Eduardo Savarin, one of Facebook’s co-founders, recently announced that he renounced his U.S. citizenship in September of 2011, several months in advance of Facebook’s initial public offering (“IPO”).  The resulting tax consequences (not to mention the political fallout from Washington) offer an interesting case study into the Internal Revenue Code’s expatriation rules, which are covered in Section 877A.    

Per Section 877A, individuals who are “covered expatriates” are treated as selling all of their assets for their fair market value (e.g., mark-to-market) upon their expatriation (thereby triggering income tax on any built-in-gain), even if they don’t actually sell the underlying assets (the so-called “exit tax”).  As a result, covered expatriates are often subject to significant U.S. tax without any corresponding liquidity event.  The term “covered expatriates” includes individuals whose average net income over the previous 5 years exceeds approximately $150,000 per year, individuals with a net worth in excess of two million dollars, and individuals who fail to certify that their tax filings for the previous 5 years are complete and accurate.

An individual who qualifies as a covered expatriate must calculate his exit tax as of his “expatriation date”.  An individual’s expatriation date is the earliest occurrence of one of the following four events:  

  • The date the individual formally renounces his U.S. nationality in front of a diplomatic or consular officer of the U.S.;
  • The date the individual furnishes to the U.S. Department of State a signed statement of voluntary relinquishment of U.S. nationality confirming an act of expatriation;
  • The date the U.S. Department of State issues a certificate of loss of nationality to the individual; or
  • The date a U.S. court cancels a naturalized citizen’s certificate of naturalization.

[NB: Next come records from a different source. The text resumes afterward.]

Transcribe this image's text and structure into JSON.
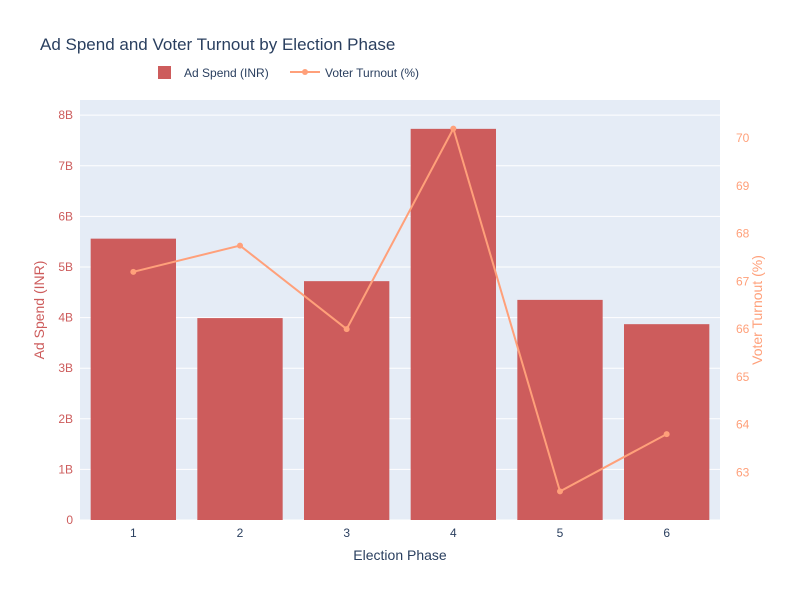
{
  "chart_data": {
    "type": "bar",
    "title": "Ad Spend and Voter Turnout by Election Phase",
    "xlabel": "Election Phase",
    "ylabel": "Ad Spend (INR)",
    "y2label": "Voter Turnout (%)",
    "categories": [
      "1",
      "2",
      "3",
      "4",
      "5",
      "6"
    ],
    "series": [
      {
        "name": "Ad Spend (INR)",
        "type": "bar",
        "axis": "left",
        "color": "#cd5c5c",
        "values": [
          5560000000,
          3990000000,
          4720000000,
          7730000000,
          4350000000,
          3870000000
        ]
      },
      {
        "name": "Voter Turnout (%)",
        "type": "line",
        "axis": "right",
        "color": "#ffa07a",
        "values": [
          67.2,
          67.75,
          66.0,
          70.2,
          62.6,
          63.8
        ]
      }
    ],
    "ylim": [
      0,
      8300000000
    ],
    "y_ticks": [
      0,
      1000000000,
      2000000000,
      3000000000,
      4000000000,
      5000000000,
      6000000000,
      7000000000,
      8000000000
    ],
    "y_tick_labels": [
      "0",
      "1B",
      "2B",
      "3B",
      "4B",
      "5B",
      "6B",
      "7B",
      "8B"
    ],
    "y2lim": [
      62.0,
      70.8
    ],
    "y2_ticks": [
      63,
      64,
      65,
      66,
      67,
      68,
      69,
      70
    ],
    "y2_tick_labels": [
      "63",
      "64",
      "65",
      "66",
      "67",
      "68",
      "69",
      "70"
    ],
    "grid": true,
    "legend_position": "top-center",
    "plot_background": "#e5ecf6"
  }
}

The calculation of the exit tax is at the center of Savarin’s tasty tax tale.  Because he must determine the fair market value of his assets as of the expatriation date, the value of his Facebook stock is certain to be controversial.  Of course, Savarin is apt to argue that his Facebook stock was worth significantly less in September 2011 than it was 5 months later upon the announcement of Facebook’s IPO.  Herein lies Savarin’s greatest tax arbitrage opportunity.  For the cost of a 15% haircut on the value of his Facebook stock as of September 2011, Savarin eliminated any future capital appreciation in his Facebook stock (including all run-up directly attributable to the IPO announcement) from U.S. taxation.

Further, Savarin ensured that he is taxed at the current long term capital gains rate of 15%, a rate that will quite possibly increase at the end of 2012.  Finally, Savarin can mitigate the impact of the mark-to-market exit tax by deferring the exit tax for the cost of an interest charge equal to the standard deficiency rate (which currently remains relatively low).  Savarin will only have to actually pay the tax upon the earlier of his sale of his Facebook stock or his death.

But, was this a tax efficient move?  If he would not have been subject to a tax recognition event upon Facebook’s IPO (which would be the case so long as he does not exercise stock options treated as deferred compensation), Savarin would have zero current tax, and all capital appreciation would similarly accrue income tax free (although any dividends would be subject to tax).  Rather than liquidate his stock during his lifetime, Savarin could have borrowed against his portfolio, thereby reaping the financial benefits for the cost of an interest charge.  Then, at his death (and assuming the estate tax laws do not drastically change and also assuming that he owns the Facebook stock or other stock in U.S corporations), the beneficiaries of Savarin’s estate would get a stepped up basis in his stock – eliminating any U.S. income taxes completely. Note that whether or not he expatriated, Savarin’s Facebook stock would be subject to U.S. estate taxes upon his death either by virtue of Savarin’s U.S. citizenship or because it is considered a U.S. sitused asset.

Ultimately, like everyone else, Savarin probably made his decision for a combination of personal and tax reasons.